The C & Y Garment workers say parliament should ensure that wages are increased in April every year as is the norm with civil servants.
They also asked parliament to enact a law that will compel the trade minister to visit and inspect working conditions in factories twice a year.
Last year when the economic and development cluster consulted stakeholders in preparation for the current Labour Code Wages Order, FAWU raised a concern that workers in the textile industry were not earning reasonable wages.
FAWU recommended that conditions in the factories should be constantly revised.
Although the subsequent code has a provision for maternity leave FAWU insisted that it leave room for the exploitation of workers.

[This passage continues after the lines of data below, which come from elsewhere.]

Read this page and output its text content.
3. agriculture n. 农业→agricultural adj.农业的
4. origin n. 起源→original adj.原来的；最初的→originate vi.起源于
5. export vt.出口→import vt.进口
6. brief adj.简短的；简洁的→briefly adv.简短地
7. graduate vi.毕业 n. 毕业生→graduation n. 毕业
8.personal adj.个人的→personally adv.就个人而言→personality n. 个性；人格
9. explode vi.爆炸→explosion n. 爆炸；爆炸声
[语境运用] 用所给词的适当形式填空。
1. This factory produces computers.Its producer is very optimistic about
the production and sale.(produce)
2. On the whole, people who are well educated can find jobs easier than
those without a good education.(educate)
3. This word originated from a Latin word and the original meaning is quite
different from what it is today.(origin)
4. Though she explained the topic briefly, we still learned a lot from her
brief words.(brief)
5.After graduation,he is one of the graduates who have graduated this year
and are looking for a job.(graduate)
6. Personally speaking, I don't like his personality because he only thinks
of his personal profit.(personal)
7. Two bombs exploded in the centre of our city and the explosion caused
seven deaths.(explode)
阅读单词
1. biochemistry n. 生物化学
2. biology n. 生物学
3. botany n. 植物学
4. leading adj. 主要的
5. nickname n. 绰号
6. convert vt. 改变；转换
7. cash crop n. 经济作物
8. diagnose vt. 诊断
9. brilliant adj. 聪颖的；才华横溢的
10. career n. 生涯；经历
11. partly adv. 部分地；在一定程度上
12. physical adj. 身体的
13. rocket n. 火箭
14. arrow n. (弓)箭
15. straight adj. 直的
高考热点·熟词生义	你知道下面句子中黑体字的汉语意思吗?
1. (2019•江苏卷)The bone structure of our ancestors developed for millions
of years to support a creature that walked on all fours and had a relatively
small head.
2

The union also pressed that there should be a security fund in case the factory operators disappear without paying severance packages.
The Association of Lesotho Employers and Business (ALEB) told the committee then that a consensus had to be reached as to how the maternity leave could be paid.
The ALEB executive director, Thabo Makeka said FAWU came up with a suggestion that there should be a compulsory burial scheme in which the employee should contribute five percent and the employer seven percent.
He said all the parties had agreed to this principle except that a problem arose when it came to the issue of the administration of those contributions as it was indicated that it would affect only FAWU members.
As for the security measures to be taken against employers who run away, Makeka said it was not easy as some factory operators owned nothing in the factories and the factories belong to the Lesotho National Development Corporation (LNDC).
Makeka said the machines used in the factories had been outsourced.
Workers from other firms are expected to hand in their letters of grievance soon, according to the Lesotho Workers Party (LWP), which is in alliance with FAWU.
LWP deputy leader Sello Maphalla told the Lesotho Times that more letters will be submitted to the parliamentary committee soon.
“That cluster has been resting for a long time but now it’s time for the workers to give them something to get busy for a change,” Maphalla said.